In het hoger beroep tegen de onder 3.5. vermelde beschikking voert de moeder in het beroepschrift - kort samengevat - het volgende aan.
De wijze waarop de moeder wordt gedwongen te procederen is in strijd met haar recht op een eerlijk proces in de zin van artikel 6 EVRM. Nu het hoger beroep tegen een eerdere beschikking tot uithuisplaatsing van [minderjarige] nog aanhangig was, had de rechtbank in de bestreden beschikking niet een andere weg mogen inslaan met betrekking tot de plaatsing van [minderjarige] .
Ook de behandeling ter zitting door de rechtbank is zodanig geweest dat niet van een eerlijk proces kan worden gesproken. Zowel de moeder als haar broer, die haar in eerste aanleg bijstond als gemachtigde, is onvoldoende in de gelegenheid gesteld om schriftelijk en mondeling verweer te voeren.
De rechtbank heeft verder ten onrechte overwogen zoals zij heeft gedaan over de benoeming van een bijzondere curator. De moeder is door de rechtbank onvoldoende ingelicht over de reden en het doel van deze benoeming.
Eveneens heeft de rechtbank ten onrechte overwogen dat zij voldoende zicht had op de mogelijkheden en onmogelijkheden van een terugplaatsing van [minderjarige] bij de moeder. De GI heeft door niet voortvarend te werken aan het in opdracht van de rechtbank in kaart brengen van de mogelijkheden tot terugplaatsing van [minderjarige] bij de moeder, deze terugplaatsing gefrustreerd. Zo zijn de contacten tussen de moeder en [minderjarige] maar zeer beperkt uitgebreid.

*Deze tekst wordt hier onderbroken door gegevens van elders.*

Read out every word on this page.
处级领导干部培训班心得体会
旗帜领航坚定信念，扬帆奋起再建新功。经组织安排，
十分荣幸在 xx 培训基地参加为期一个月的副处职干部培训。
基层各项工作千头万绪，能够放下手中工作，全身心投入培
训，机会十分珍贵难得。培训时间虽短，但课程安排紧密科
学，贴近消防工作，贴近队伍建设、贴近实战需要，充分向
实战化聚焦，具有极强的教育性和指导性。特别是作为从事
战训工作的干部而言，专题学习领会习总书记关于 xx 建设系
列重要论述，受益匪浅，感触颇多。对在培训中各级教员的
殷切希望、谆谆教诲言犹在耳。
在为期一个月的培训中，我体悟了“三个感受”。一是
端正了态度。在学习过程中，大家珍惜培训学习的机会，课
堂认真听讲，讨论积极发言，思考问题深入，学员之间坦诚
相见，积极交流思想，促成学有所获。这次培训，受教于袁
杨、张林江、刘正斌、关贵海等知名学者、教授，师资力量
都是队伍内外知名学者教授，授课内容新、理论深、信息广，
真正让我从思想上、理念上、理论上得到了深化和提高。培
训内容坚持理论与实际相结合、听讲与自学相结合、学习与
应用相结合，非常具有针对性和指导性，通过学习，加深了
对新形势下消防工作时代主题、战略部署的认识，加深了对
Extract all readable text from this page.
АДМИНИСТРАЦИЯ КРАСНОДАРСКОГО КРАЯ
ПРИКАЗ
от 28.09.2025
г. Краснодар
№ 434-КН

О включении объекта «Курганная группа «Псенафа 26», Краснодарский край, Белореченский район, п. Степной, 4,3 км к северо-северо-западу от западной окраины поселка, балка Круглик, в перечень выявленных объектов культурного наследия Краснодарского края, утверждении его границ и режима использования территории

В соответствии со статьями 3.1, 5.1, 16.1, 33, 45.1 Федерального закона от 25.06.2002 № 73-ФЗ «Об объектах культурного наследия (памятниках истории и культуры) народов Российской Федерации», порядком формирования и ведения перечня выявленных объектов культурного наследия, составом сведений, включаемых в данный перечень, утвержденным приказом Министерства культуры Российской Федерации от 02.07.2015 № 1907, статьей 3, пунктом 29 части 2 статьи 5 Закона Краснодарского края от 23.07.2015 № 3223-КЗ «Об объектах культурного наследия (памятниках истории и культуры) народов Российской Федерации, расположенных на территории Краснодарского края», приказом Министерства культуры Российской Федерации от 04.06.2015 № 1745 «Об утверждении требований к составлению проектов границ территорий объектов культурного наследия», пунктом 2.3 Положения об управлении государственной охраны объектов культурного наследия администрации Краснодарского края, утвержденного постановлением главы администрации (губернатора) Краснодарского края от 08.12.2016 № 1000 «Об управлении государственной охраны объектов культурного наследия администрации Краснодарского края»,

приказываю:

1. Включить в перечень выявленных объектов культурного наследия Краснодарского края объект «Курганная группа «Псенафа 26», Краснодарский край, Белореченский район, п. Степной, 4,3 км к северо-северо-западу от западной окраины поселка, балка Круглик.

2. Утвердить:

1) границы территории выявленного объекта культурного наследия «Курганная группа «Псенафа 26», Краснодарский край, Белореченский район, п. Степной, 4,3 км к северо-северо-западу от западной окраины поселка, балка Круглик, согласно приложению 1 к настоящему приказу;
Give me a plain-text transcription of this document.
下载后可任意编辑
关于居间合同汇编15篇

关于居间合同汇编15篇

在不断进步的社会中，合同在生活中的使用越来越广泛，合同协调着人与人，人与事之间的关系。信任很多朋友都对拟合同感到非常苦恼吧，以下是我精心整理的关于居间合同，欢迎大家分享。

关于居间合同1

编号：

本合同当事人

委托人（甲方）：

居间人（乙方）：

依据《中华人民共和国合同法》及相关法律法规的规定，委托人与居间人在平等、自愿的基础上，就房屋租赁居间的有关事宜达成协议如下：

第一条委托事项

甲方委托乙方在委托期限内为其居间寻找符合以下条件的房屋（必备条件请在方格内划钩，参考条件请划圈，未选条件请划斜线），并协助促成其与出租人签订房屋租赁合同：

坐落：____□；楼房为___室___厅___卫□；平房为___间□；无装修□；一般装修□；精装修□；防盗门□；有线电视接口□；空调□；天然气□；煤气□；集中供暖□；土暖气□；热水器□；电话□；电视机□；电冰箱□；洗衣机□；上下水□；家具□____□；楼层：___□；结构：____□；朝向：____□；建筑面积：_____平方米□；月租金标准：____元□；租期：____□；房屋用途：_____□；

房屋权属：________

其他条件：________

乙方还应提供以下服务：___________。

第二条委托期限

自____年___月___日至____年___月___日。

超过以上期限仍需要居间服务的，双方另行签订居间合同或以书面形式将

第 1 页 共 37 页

Ook heeft de rechtbank ten onrechte geoordeeld dat er forse zorgen zijn over de thuissituatie van de moeder die niet kunnen worden ondervangen. De moeder betwist dat zij haar huishouding niet op orde kan houden en dat zij meerdere keren hulpverleners aan de kant heeft geschoven. Verder is de verhouding met haar familieleden goed. De moeder ontkent dat zij voortdurend met [minderjarige] praat over problemen die zij met de vader en met de GI ervaart. Het is echter niet onlogisch dat de moeder [minderjarige] probeert uit te leggen dat de zaken anders liggen dan de vader en de GI tegen [minderjarige] vertellen. De moeder betwist ook dat zij in het bijzijn van [minderjarige] haar emoties niet kan bedwingen. Volgens de moeder valt dit niet te lezen in het verslag van Veilig Thuis d.d. 10 november 2018 over de melding van de [ziekenhuis] -arts. De rechtbank heeft verder ten onrechte overwogen dat de moeder moeite heeft met het bieden van structuur, waardoor [minderjarige] teveel haar eigen plan kan trekken. Het evaluatieverslag van mevrouw [naam] is daarvoor onvoldoende redengevend. De moeder betwist ten slotte dat zij aan [minderjarige] heeft uitgelegd dat de rechtbank met de beschikking van 12 september 2018 zonder meer een terugplaatsing van [minderjarige] bij de moeder voor ogen stond. De moeder biedt bewijs aan door getuigen die kunnen verklaren over de thuissituatie van de moeder.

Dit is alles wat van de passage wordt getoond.